Content warning: This article discusses damages from climate disasters.

Strained infrastructure, displaced families, and ruined hometowns — a now familiar trio in weather-associated disasters. Despite weather-related catastrophes becoming the norm, as shown in their fivefold increase in the last 50 years, mortalities have decreased almost threefold! Seems manageable, right? But nearly $400 million dollars are lost each day as nations weather disasters that are increasingly linked to climate change driven by human action. 

Events like this were not meant to happen this frequently, but we’re seeing them more often and with far more intensity than we have before.

Hurricane Ian

Rapidly gaining strength, Hurricane Ian hit Cayo Costa Island, Florida in September 2022 as a Category 4 hurricane, which can cause catastrophic damage to homes and reach wind speeds up to 156 miles per hour. People who stayed in the coastal state witnessed waves as tall as 13 feet in areas like Fort Myers, Florida, USA. 

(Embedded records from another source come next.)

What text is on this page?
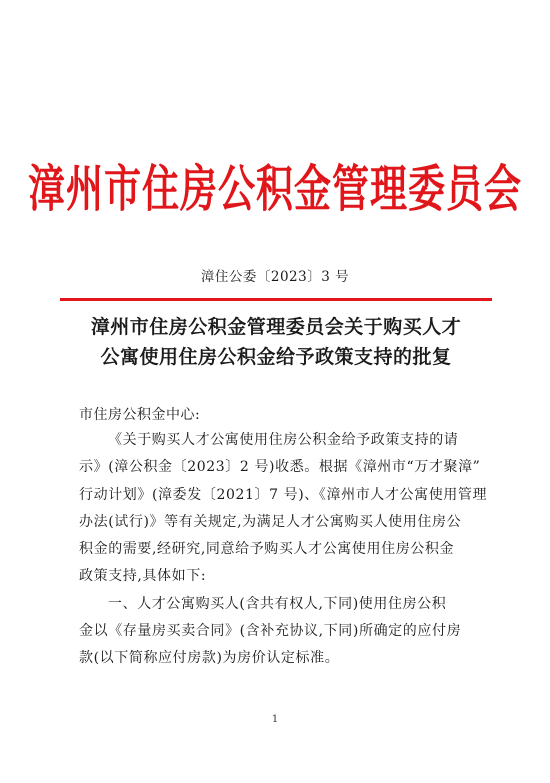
漳州市住房公积金管理委员会
漳住公委〔2023〕3 号
漳州市住房公积金管理委员会关于购买人才
公寓使用住房公积金给予政策支持的批复
市住房公积金中心:

《关于购买人才公寓使用住房公积金给予政策支持的请
示》(漳公积金〔2023〕2 号)收悉。根据《漳州市“万才聚漳”
行动计划》(漳委发〔2021〕7 号)、《漳州市人才公寓使用管理
办法(试行)》等有关规定,为满足人才公寓购买人使用住房公
积金的需要,经研究,同意给予购买人才公寓使用住房公积金
政策支持,具体如下:

一、人才公寓购买人(含共有权人,下同)使用住房公积
金以《存量房买卖合同》(含补充协议,下同)所确定的应付房
款(以下简称应付房款)为房价认定标准。

1
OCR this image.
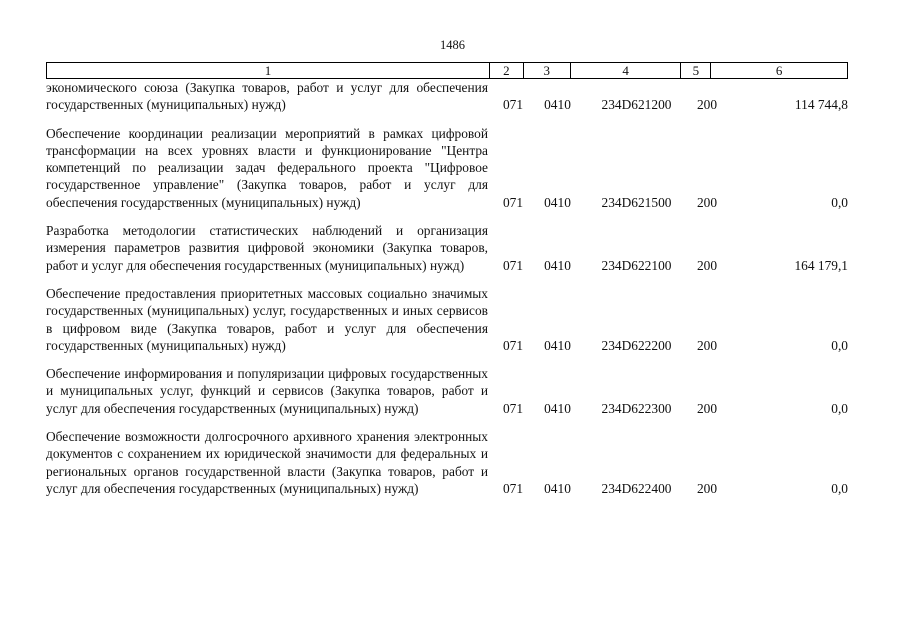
1486
1	2	3	4	5	6
экономического союза (Закупка товаров, работ и услуг для обеспечения государственных (муниципальных) нужд)	071	0410	234D621200	200	114 744,8
Обеспечение координации реализации мероприятий в рамках цифровой трансформации на всех уровнях власти и функционирование "Центра компетенций по реализации задач федерального проекта "Цифровое государственное управление" (Закупка товаров, работ и услуг для обеспечения государственных (муниципальных) нужд)	071	0410	234D621500	200	0,0
Разработка методологии статистических наблюдений и организация измерения параметров развития цифровой экономики (Закупка товаров, работ и услуг для обеспечения государственных (муниципальных) нужд)	071	0410	234D622100	200	164 179,1
Обеспечение предоставления приоритетных массовых социально значимых государственных (муниципальных) услуг, государственных и иных сервисов в цифровом виде (Закупка товаров, работ и услуг для обеспечения государственных (муниципальных) нужд)	071	0410	234D622200	200	0,0
Обеспечение информирования и популяризации цифровых государственных и муниципальных услуг, функций и сервисов (Закупка товаров, работ и услуг для обеспечения государственных (муниципальных) нужд)	071	0410	234D622300	200	0,0
Обеспечение возможности долгосрочного архивного хранения электронных документов с сохранением их юридической значимости для федеральных и региональных органов государственной власти (Закупка товаров, работ и услуг для обеспечения государственных (муниципальных) нужд)	071	0410	234D622400	200	0,0
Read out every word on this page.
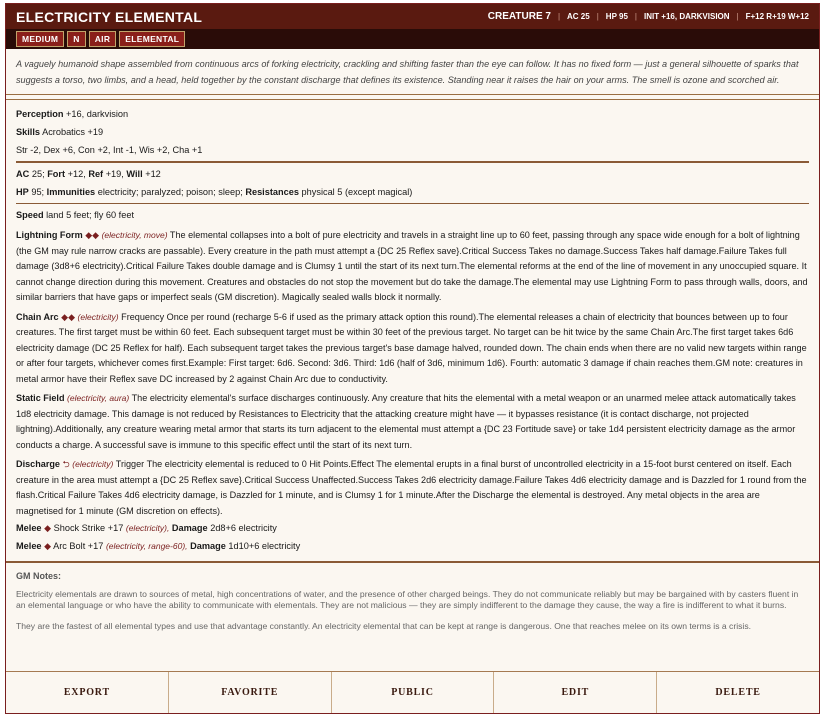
ELECTRICITY ELEMENTAL	CREATURE 7 | AC 25 | HP 95 | INIT +16, DARKVISION | F+12 R+19 W+12
MEDIUM	N	AIR	ELEMENTAL
A vaguely humanoid shape assembled from continuous arcs of forking electricity, crackling and shifting faster than the eye can follow. It has no fixed form — just a general silhouette of sparks that suggests a torso, two limbs, and a head, held together by the constant discharge that defines its existence. Standing near it raises the hair on your arms. The smell is ozone and scorched air.
Perception +16, darkvision
Skills Acrobatics +19
Str -2, Dex +6, Con +2, Int -1, Wis +2, Cha +1
AC 25; Fort +12, Ref +19, Will +12
HP 95; Immunities electricity; paralyzed; poison; sleep; Resistances physical 5 (except magical)
Speed land 5 feet; fly 60 feet
Lightning Form ◆◆ (electricity, move) The elemental collapses into a bolt of pure electricity and travels in a straight line up to 60 feet, passing through any space wide enough for a bolt of lightning (the GM may rule narrow cracks are passable). Every creature in the path must attempt a {DC 25 Reflex save}.Critical Success Takes no damage.Success Takes half damage.Failure Takes full damage (3d8+6 electricity).Critical Failure Takes double damage and is Clumsy 1 until the start of its next turn.The elemental reforms at the end of the line of movement in any unoccupied square. It cannot change direction during this movement. Creatures and obstacles do not stop the movement but do take the damage.The elemental may use Lightning Form to pass through walls, doors, and similar barriers that have gaps or imperfect seals (GM discretion). Magically sealed walls block it normally.
Chain Arc ◆◆ (electricity) Frequency Once per round (recharge 5-6 if used as the primary attack option this round).The elemental releases a chain of electricity that bounces between up to four creatures. The first target must be within 60 feet. Each subsequent target must be within 30 feet of the previous target. No target can be hit twice by the same Chain Arc.The first target takes 6d6 electricity damage (DC 25 Reflex for half). Each subsequent target takes the previous target's base damage halved, rounded down. The chain ends when there are no valid new targets within range or after four targets, whichever comes first.Example: First target: 6d6. Second: 3d6. Third: 1d6 (half of 3d6, minimum 1d6). Fourth: automatic 3 damage if chain reaches them.GM note: creatures in metal armor have their Reflex save DC increased by 2 against Chain Arc due to conductivity.
Static Field (electricity, aura) The electricity elemental's surface discharges continuously. Any creature that hits the elemental with a metal weapon or an unarmed melee attack automatically takes 1d8 electricity damage. This damage is not reduced by Resistances to Electricity that the attacking creature might have — it bypasses resistance (it is contact discharge, not projected lightning).Additionally, any creature wearing metal armor that starts its turn adjacent to the elemental must attempt a {DC 23 Fortitude save} or take 1d4 persistent electricity damage as the armor conducts a charge. A successful save is immune to this specific effect until the start of its next turn.
Discharge ⮌ (electricity) Trigger The electricity elemental is reduced to 0 Hit Points.Effect The elemental erupts in a final burst of uncontrolled electricity in a 15-foot burst centered on itself. Each creature in the area must attempt a {DC 25 Reflex save}.Critical Success Unaffected.Success Takes 2d6 electricity damage.Failure Takes 4d6 electricity damage and is Dazzled for 1 round from the flash.Critical Failure Takes 4d6 electricity damage, is Dazzled for 1 minute, and is Clumsy 1 for 1 minute.After the Discharge the elemental is destroyed. Any metal objects in the area are magnetised for 1 minute (GM discretion on effects).
Melee ◆ Shock Strike +17 (electricity), Damage 2d8+6 electricity
Melee ◆ Arc Bolt +17 (electricity, range-60), Damage 1d10+6 electricity
GM Notes:

Electricity elementals are drawn to sources of metal, high concentrations of water, and the presence of other charged beings. They do not communicate reliably but may be bargained with by casters fluent in an elemental language or who have the ability to communicate with elementals. They are not malicious — they are simply indifferent to the damage they cause, the way a fire is indifferent to what it burns.

They are the fastest of all elemental types and use that advantage constantly. An electricity elemental that can be kept at range is dangerous. One that reaches melee on its own terms is a crisis.

EXPORT	FAVORITE	PUBLIC	EDIT	DELETE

Cities experience immense damage from storm surges like these because storms push water inland from the coast, where the lack of proper drainage systems forces it into houses and businesses and onto streets and highways. As a result of Hurricane Ian, over a hundred lives were lost, and billions of dollars in damage were inflicted. But Florida residents must simply brace for the next hurricane season. 

Hurricane Ian has been the deadliest hurricane in Florida this century, for now.

Heat waves and droughts

While frying an egg using sun rays makes for a fun trend, it ultimately screams concern. Hot temperatures affecting Europe this summer and other parts of the world wreaked havoc on energy infrastructure and quality of life for an entire summer. 

Considering only one-fifth of European households have functional air conditioning, people all across the continent, especially the elderly and those in health-care institutions, were suffering in these heat waves — which reached 47 degrees Celsius. Thousands of lives were lost, crops and farm animals were destroyed, and terrain and air quality were damaged by wildfires, but European nations will simply have to brace for the next heat dome. 

These were the hottest temperatures in Europe on record, for now.

Floods across Pakistan

Nearly 15 per cent of the Pakistani population was affected by the recent floods, with the country losing educational, logistical, informational, and economic infrastructure. Driven by increasing temperatures, melting glaciers and stronger than usual monsoons flooded Pakistan in August 2022, and left a wave of destruction affecting almost one sixth of the country. 

With the flood causing the loss of over 1,700 lives and displacing millions of residents, Pakistani residents must rebuild their country before they can even prepare for the next climate disaster. It’s unfair for a country to be left preparing for another disaster like this while facing compounding issues like water-borne diseases and malnutrition. 

This year saw the deadliest flood in Pakistan on record, for now.

Where are we headed?

There is a clear trend in the severity of these disasters. Can you imagine what your life will be like as disasters get more frequent, with seasons becoming a blend of disasters and increasingly warmer and more violent each year? As the US Secretary of Commerce Gina Raimondo put it during the launch of a government initiative for climate information, “this summer… is likely to be one of the coolest summers of the rest of our lives.” 

Every year, we reach a culmination of the most extreme events increasing in intensity and frequency. The shortsightedness of governments, corporations, and individuals is leading to the destruction of a planet teeming with resources, sights, and nature to accommodate everyone multiple times over. 

At what point do we hold institutions and people accountable if they’re capable of implementing and enforcing change?